Okay... let's see if there's anything I can help you with.
Yep, I'd agree that developmental changes can make the sleep wonky. Not just the practising and that they can't turn off their desire to try it again and again and again. But the other developments we don't see...what they're thinking and how they're thinking; their understanding and making sense of the world around them. There's a book called the Wonder Weeks which details fussy periods a child is likely to have these cognitive (?
) developments and our DS is on the mark for these and often becomes a bit of a 'mare!!!
On the sitting, standing thing. Spend as much of the A time you can practising this. Pulling up and down on sofas etc. But help so that when she gets up, she learns how to get back down really safely so it becomes 'second nature'. Takes a while. Giving her plenty of practice in this way should also help exhaust her a little of the new skills. As soon as Charles could pull up and coast, I let him do it all day long. When he got his trolley with bricks for Christmas, I let him go for it until his little legs were so tired he couldn't do more. This worked best at the last A time of the day before his bath - helped tire him for the night.
Practice the skill with her in her cot too if possible. I would 'walk' DS's hands down the right place to help him understand how to get down. Lots of Mothers do fine with just laying them back down repeatedly until the LO gets the message. For us, we tried this for months with no positive effect; if anything it made him more angry, more upset and battle sleep more. We might just be a random case though!

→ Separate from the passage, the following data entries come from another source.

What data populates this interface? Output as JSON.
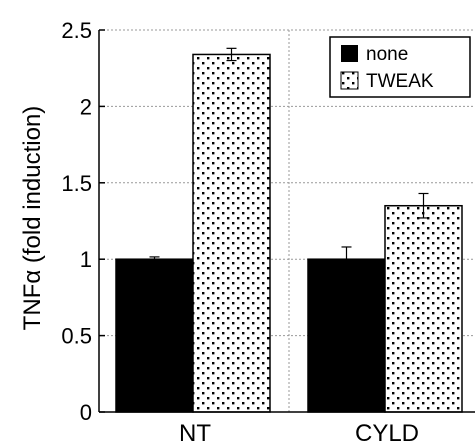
{
  "chart_data": {
    "type": "bar",
    "title": "",
    "xlabel": "",
    "ylabel": {
      "prefix": "TNF",
      "symbol": "α",
      "suffix": " (fold induction)"
    },
    "categories": [
      "NT",
      "CYLD"
    ],
    "series": [
      {
        "name": "none",
        "values": [
          1.0,
          1.0
        ],
        "errors": [
          0.015,
          0.08
        ],
        "color": "#000000",
        "pattern": "solid"
      },
      {
        "name": "TWEAK",
        "values": [
          2.34,
          1.35
        ],
        "errors": [
          0.04,
          0.08
        ],
        "color": "#ffffff",
        "pattern": "dots"
      }
    ],
    "ylim": [
      0,
      2.5
    ],
    "yticks": [
      0,
      0.5,
      1,
      1.5,
      2,
      2.5
    ],
    "ytick_labels": [
      "0",
      "0.5",
      "1",
      "1.5",
      "2",
      "2.5"
    ],
    "grid": true,
    "legend_position": "top-right"
  }
}
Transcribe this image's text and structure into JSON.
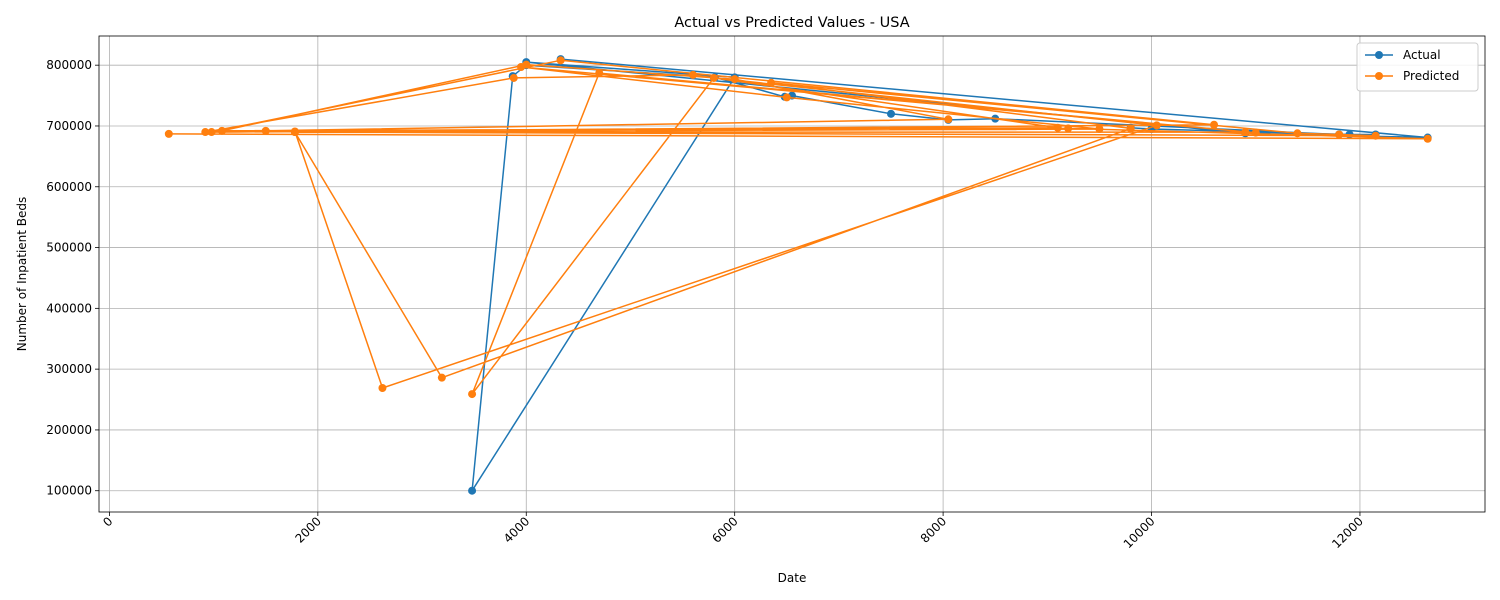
{
  "chart_data": {
    "type": "line",
    "title": "Actual vs Predicted Values - USA",
    "xlabel": "Date",
    "ylabel": "Number of Inpatient Beds",
    "xlim": [
      -100,
      13200
    ],
    "ylim": [
      65000,
      848000
    ],
    "x_ticks": [
      0,
      2000,
      4000,
      6000,
      8000,
      10000,
      12000
    ],
    "y_ticks": [
      100000,
      200000,
      300000,
      400000,
      500000,
      600000,
      700000,
      800000
    ],
    "grid": true,
    "legend_position": "upper-right",
    "series": [
      {
        "name": "Actual",
        "color": "#1f77b4",
        "x": [
          4330,
          12650,
          10900,
          4000,
          6000,
          3480,
          3870,
          4000,
          5810,
          6480,
          6550,
          7500,
          8050,
          8500,
          11800,
          12150,
          11900,
          10000,
          9800
        ],
        "y": [
          810000,
          681000,
          688000,
          805000,
          780000,
          100000,
          782000,
          800000,
          780000,
          748000,
          750000,
          720000,
          710000,
          712000,
          686000,
          686000,
          686000,
          695000,
          697000
        ]
      },
      {
        "name": "Predicted",
        "color": "#ff7f0e",
        "x": [
          570,
          12650,
          9200,
          980,
          4330,
          10600,
          920,
          3880,
          5600,
          9100,
          1080,
          4000,
          6000,
          8050,
          1500,
          1780,
          2620,
          10050,
          5800,
          3480,
          4700,
          11000,
          3950,
          6500,
          9500,
          1780,
          3190,
          9800,
          6350,
          11400,
          11800,
          12150,
          1780,
          10900
        ],
        "y": [
          687000,
          679000,
          696000,
          690000,
          808000,
          702000,
          690000,
          779000,
          784000,
          697000,
          692000,
          801000,
          777000,
          711000,
          692000,
          691000,
          269000,
          701000,
          779000,
          259000,
          787000,
          689000,
          797000,
          747000,
          695000,
          690000,
          286000,
          696000,
          771000,
          688000,
          686000,
          684000,
          690000,
          690000
        ]
      }
    ]
  }
}
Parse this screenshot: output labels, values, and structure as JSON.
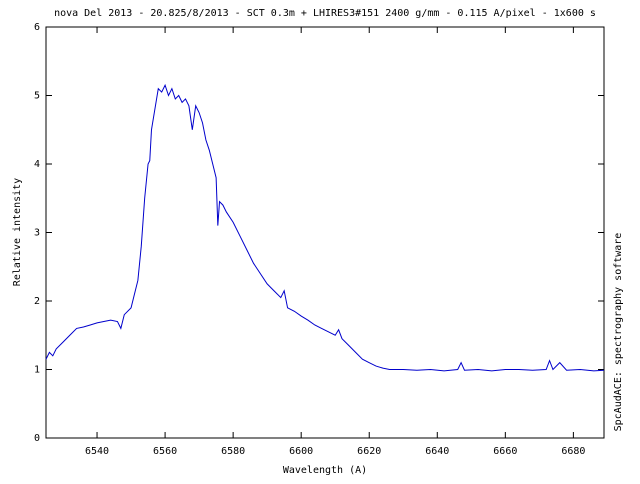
{
  "chart_data": {
    "type": "line",
    "title": "nova Del 2013 - 20.825/8/2013 - SCT 0.3m + LHIRES3#151 2400 g/mm - 0.115 A/pixel - 1x600 s",
    "x_label": "Wavelength (A)",
    "y_label": "Relative intensity",
    "side_note": "SpcAudACE: spectrography software",
    "xlim": [
      6525,
      6689
    ],
    "ylim": [
      0,
      6
    ],
    "xticks": [
      6540,
      6560,
      6580,
      6600,
      6620,
      6640,
      6660,
      6680
    ],
    "yticks": [
      0,
      1,
      2,
      3,
      4,
      5,
      6
    ],
    "grid": false,
    "x": [
      6525,
      6526,
      6527,
      6528,
      6530,
      6532,
      6534,
      6536,
      6538,
      6540,
      6542,
      6544,
      6546,
      6547,
      6548,
      6550,
      6551,
      6552,
      6553,
      6554,
      6555,
      6555.5,
      6556,
      6557,
      6558,
      6559,
      6560,
      6561,
      6562,
      6563,
      6564,
      6565,
      6566,
      6567,
      6568,
      6569,
      6570,
      6571,
      6572,
      6573,
      6574,
      6575,
      6575.5,
      6576,
      6577,
      6578,
      6580,
      6582,
      6584,
      6586,
      6588,
      6590,
      6592,
      6594,
      6595,
      6596,
      6598,
      6600,
      6602,
      6604,
      6606,
      6608,
      6610,
      6611,
      6612,
      6614,
      6616,
      6618,
      6620,
      6622,
      6624,
      6626,
      6630,
      6634,
      6638,
      6642,
      6646,
      6647,
      6648,
      6652,
      6656,
      6660,
      6664,
      6668,
      6672,
      6673,
      6674,
      6676,
      6678,
      6682,
      6686,
      6689
    ],
    "series": [
      {
        "name": "spectrum",
        "color": "#0000cc",
        "values": [
          1.15,
          1.25,
          1.2,
          1.3,
          1.4,
          1.5,
          1.6,
          1.62,
          1.65,
          1.68,
          1.7,
          1.72,
          1.7,
          1.6,
          1.8,
          1.9,
          2.1,
          2.3,
          2.8,
          3.5,
          4.0,
          4.05,
          4.5,
          4.8,
          5.1,
          5.05,
          5.15,
          5.0,
          5.1,
          4.95,
          5.0,
          4.9,
          4.95,
          4.85,
          4.5,
          4.85,
          4.75,
          4.6,
          4.35,
          4.2,
          4.0,
          3.8,
          3.1,
          3.45,
          3.4,
          3.3,
          3.15,
          2.95,
          2.75,
          2.55,
          2.4,
          2.25,
          2.15,
          2.05,
          2.15,
          1.9,
          1.85,
          1.78,
          1.72,
          1.65,
          1.6,
          1.55,
          1.5,
          1.58,
          1.45,
          1.35,
          1.25,
          1.15,
          1.1,
          1.05,
          1.02,
          1.0,
          1.0,
          0.99,
          1.0,
          0.98,
          1.0,
          1.1,
          0.99,
          1.0,
          0.98,
          1.0,
          1.0,
          0.99,
          1.0,
          1.13,
          1.0,
          1.1,
          0.99,
          1.0,
          0.98,
          0.99
        ]
      }
    ]
  }
}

So, we tried something else and it worked! So, first of all (my DS wasn't much of an independent sleeper) I laid down next to his cot on the floor and pretended to be going to sleep: hands together under cheek, eyes closed. I would lay him down the first time when I put him in bed, would stroke his head a few times, say our key phrase and then lay down. He'd pop up. I'd ignore him as long as poss (5 mins if that!). Then I'd pat his mattress where his head should be, wiggle his lovie to get his attention and say 'lie down'. I'd keep it calm, soft, quiet, relaxed but no nonsense. It took a while for him to get it - that it was his choice to lie down. I would lay him down when he was really upset, but I would hold back from doing the jack-in-the-box thing as much as possible.
We did gradual withdrawl a week or so later, and this involved my not lying on the floor, but more of the patting, lie down thing.
For us, DS likes to control his environment and does not take well to being pushed into doing something he doesn't want to do. So laying him down when he wants to stand for us just ended in a long, screaming frustrating fight. He much prefers to lie down under his own steam.
Hope that helps. DH is nagging me to get to the shops (I have an olive addiction at the mo and am outta the good stuff....
). Let us know how you get on: lots of heads are better than 1!!!